This page is part of the web mail archives of SRFI discuss from before July 7th, 2015. The new archives for SRFI discuss contain all messages, not just those from before July 7th, 2015.



> From: sperber@informatik.uni-tuebingen.de (Michael Sperber [Mr.  Preprocessor])
> >>>>> "Alfa" == Alfa Male Petrofsky <alfa-male@petrofsky.org> writes:
> >> From: sperber@informatik.uni-tuebingen.de (Michael Sperber [Mr.  Preprocessor])

> I'm confused.  You said that 
> 
> > Presumably, most SRFI authors will choose a unique name on their
> > own, but if two of them really want just plain "foo", then they can
> > both have it.
> 
> ... so your proposal just won't cut it.  (I see numbers attached to
> the names.  What are they?)

They are the shortname serial numbers.  Did you ever read the message
that started this thread?  Here's the proposal again:

   Each SRFI will have a title and a shortname.  Just as with the
   title, the shortname is chosen by the author, and may change during
   the revision process.  The title may be any latin-1 string (as
   now), and the shortname may be any r5rs identifier (a
   case-insensitive string in a subset of ascii as described in r5rs
   section 7.1.1).  When a SRFI is finalized, it is assigned a
   shortname serial number: the lowest positive integer that has not
   been assigned to any previous SRFI with the same shortname.

   Any srfi may be unambiguously and concisely referred to in
   announcements, manuals, papers, other SRFIs, etc., as "SRFI n",
   where n is the SRFI number, or as "SRFI shortname-m", where m is
   the shortname serial number.  Systems that support SRFIs 0 or 7
   should allow srfi-n or srfi-shortname-m as feature identifiers for
   SRFIs.

> But the fundamental question remains: I *still* fail to see what
> problems you folks are expecting to solve substantially better than
> the status quo does it.

I have to wonder if perhaps this is because you haven't been
thoroughly reading the messages to which you respond.  I recommend,
again, that you try re-reading the archive.

> From: David Rush <kumo@bellsouth.net>

> I think that again we have two sepearate discussions taking place
> here.
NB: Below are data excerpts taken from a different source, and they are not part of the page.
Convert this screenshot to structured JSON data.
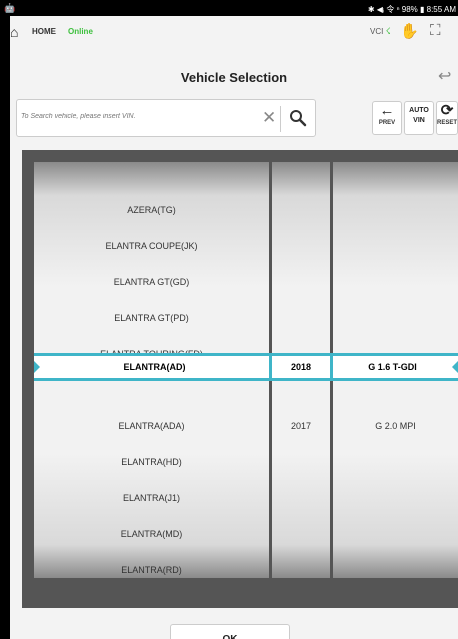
{
  "status_bar": {
    "left_icon": "android-icon",
    "right_text": "✱ ◀ᵢ 令 ⁿ 98% ▮ 8:55 AM"
  },
  "home_bar": {
    "home_label": "HOME",
    "status": "Online",
    "vci_label": "VCI"
  },
  "title": "Vehicle Selection",
  "search": {
    "placeholder": "To Search vehicle, please insert VIN."
  },
  "toolbar": {
    "prev_label": "PREV",
    "auto_vin_top": "AUTO",
    "auto_vin_bottom": "VIN",
    "reset_label": "RESET"
  },
  "picker": {
    "models": [
      "AZERA(TG)",
      "ELANTRA COUPE(JK)",
      "ELANTRA GT(GD)",
      "ELANTRA GT(PD)",
      "ELANTRA TOURING(FD)",
      "ELANTRA(AD)",
      "ELANTRA(ADA)",
      "ELANTRA(HD)",
      "ELANTRA(J1)",
      "ELANTRA(MD)",
      "ELANTRA(RD)"
    ],
    "years": [
      "2018",
      "2017"
    ],
    "engines": [
      "G 1.6 T-GDI",
      "G 2.0 MPI"
    ],
    "selected": {
      "model": "ELANTRA(AD)",
      "year": "2018",
      "engine": "G 1.6 T-GDI"
    }
  },
  "ok_label": "OK",
  "colors": {
    "accent": "#3fb5c8",
    "online": "#3cbf3c"
  }
}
There is a desire for a non-numerical scheme for assigning
> feature identifiers associated with SRFIs 0 & 7, and there is a need
> for a document reference standard.

And I still think these are the same issue.  We have a unique name
(the SRFI number) that can be used in programs and in documents to
concisely refer to a particular SRFI.  What I would like is an
alternate, easier-to-read-and-remember name, that can be used in
exactly all those contexts that the numbers are used now.

> However, I also would prefer that the SRFI process not become a
> mmethod of canonicalizing extensions to Scheme. I thought it was
> supposed to be a feeder process for RnRS.

> Personally, I am not dissatisfied with using (essentially) numerical
> feature identifiers. In some ways I prefer them because it leaves room
> for me to associate my own feature identifiers with user libraries.

I'm not suggesting that a library system would need to support the
name string-lib as the name for a library that implemented SRFI 13.
I'm only suggesting that if a system allows you to refer in some way
to SRFI 13 with the identifier srfi-13, that it should also allow you
to refer to it as srfi-string-lib-1.  Note the "srfi-" prefix.  I
don't see how this is infringing on names likely to be used by rnrs or
by your own code.

Really, all I'm suggesting is that the names for distinguishing SRFIs
from one another be drawn from a slightly richer character set than
just #\0, #\1, #\2, #\3, #\4, #\5, #\6, #\7, #\8, and #\9.